На красивом, чуть уставшем лице Нины не появилось ни малейшего намека на испуг или смущение. Недоуменно пожав плечами, она как ни в чем не бывало заговорила:
— Анатолий Овчинников напросился проводить меня после спектакля. Когда на такси подъехали к дому, ему, видите ли, до зарезу пить захотелось. По простоте душевной впустила в квартиру и до трех часов не могла выпроводить. Такой нахал — подумать страшно!
Антон решил «копнуть» глубже:
— Овчинников говорит иное…
— Естественно. Разве он сознается, что не на ту нарвался?
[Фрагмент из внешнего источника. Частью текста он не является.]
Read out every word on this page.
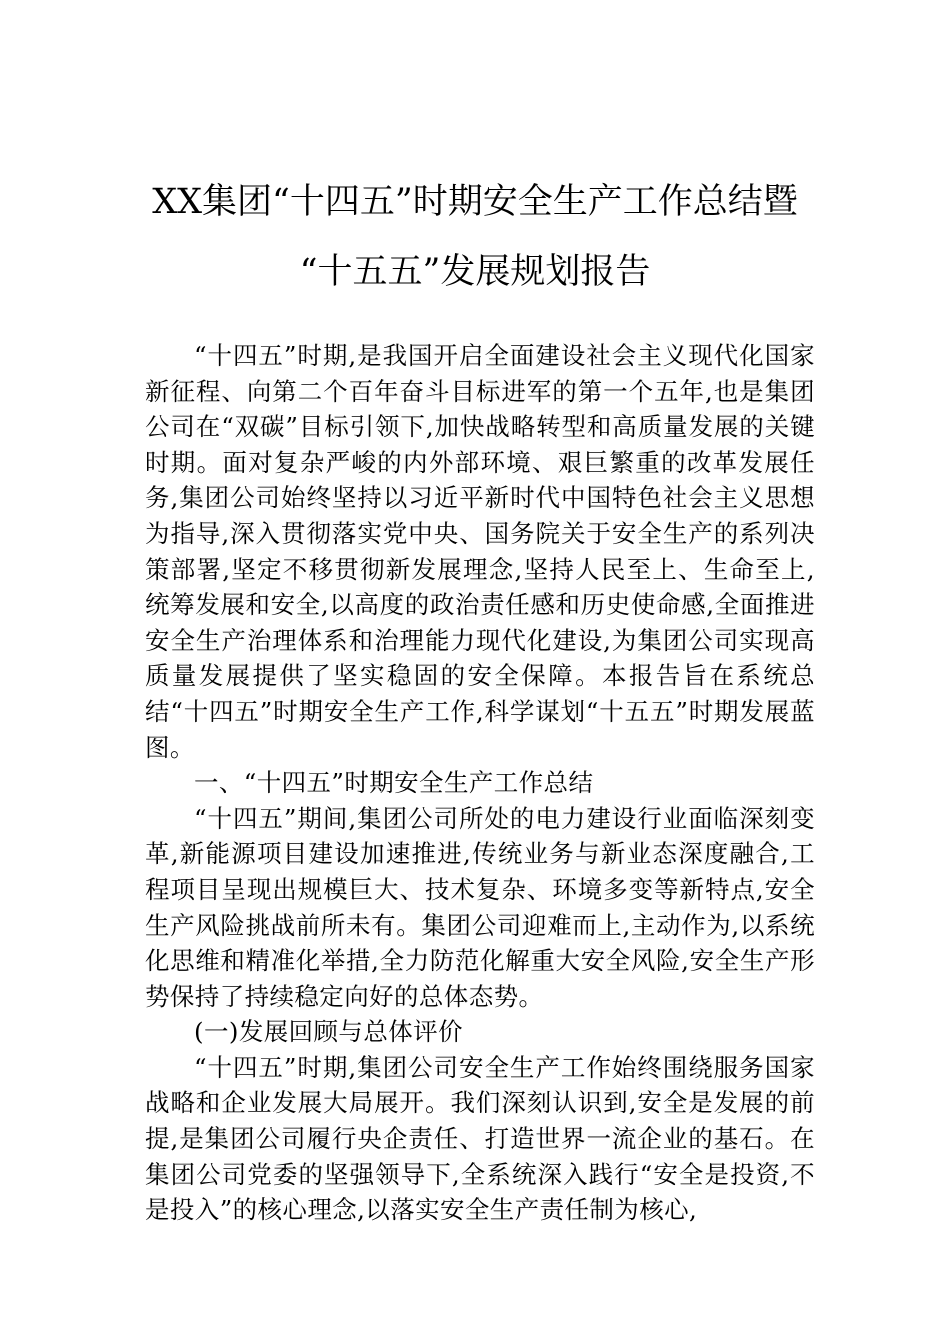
XX集团“十四五”时期安全生产工作总结暨
“十五五”发展规划报告

“十四五”时期,是我国开启全面建设社会主义现代化国家新征程、向第二个百年奋斗目标进军的第一个五年,也是集团公司在“双碳”目标引领下,加快战略转型和高质量发展的关键时期。面对复杂严峻的内外部环境、艰巨繁重的改革发展任务,集团公司始终坚持以习近平新时代中国特色社会主义思想为指导,深入贯彻落实党中央、国务院关于安全生产的系列决策部署,坚定不移贯彻新发展理念,坚持人民至上、生命至上,统筹发展和安全,以高度的政治责任感和历史使命感,全面推进安全生产治理体系和治理能力现代化建设,为集团公司实现高质量发展提供了坚实稳固的安全保障。本报告旨在系统总结“十四五”时期安全生产工作,科学谋划“十五五”时期发展蓝图。

一、“十四五”时期安全生产工作总结

“十四五”期间,集团公司所处的电力建设行业面临深刻变革,新能源项目建设加速推进,传统业务与新业态深度融合,工程项目呈现出规模巨大、技术复杂、环境多变等新特点,安全生产风险挑战前所未有。集团公司迎难而上,主动作为,以系统化思维和精准化举措,全力防范化解重大安全风险,安全生产形势保持了持续稳定向好的总体态势。

(一)发展回顾与总体评价

“十四五”时期,集团公司安全生产工作始终围绕服务国家战略和企业发展大局展开。我们深刻认识到,安全是发展的前提,是集团公司履行央企责任、打造世界一流企业的基石。在集团公司党委的坚强领导下,全系统深入践行“安全是投资,不是投入”的核心理念,以落实安全生产责任制为核心,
Никогда! — Нина брезгливо улыбнулась. — Можно подумать, Толян Овчинников — мой любовник… Смешно…
— Зачем же в провожатые его выбрали?
— Боязно было одной в полночь домой возвращаться.
— Нина Владимировна, расскажите правду: почему Овчинников ушел от вас так поздно?
— Глупо, конечно, все получилось, но, честное слово даю, между мною и Анатолием ничего… такого не было…
— Меня «такое» и не интересует, — сказал Антон. — Мне другое важно знать. В тот вечер Степнадзе находился в Новосибирске или нет?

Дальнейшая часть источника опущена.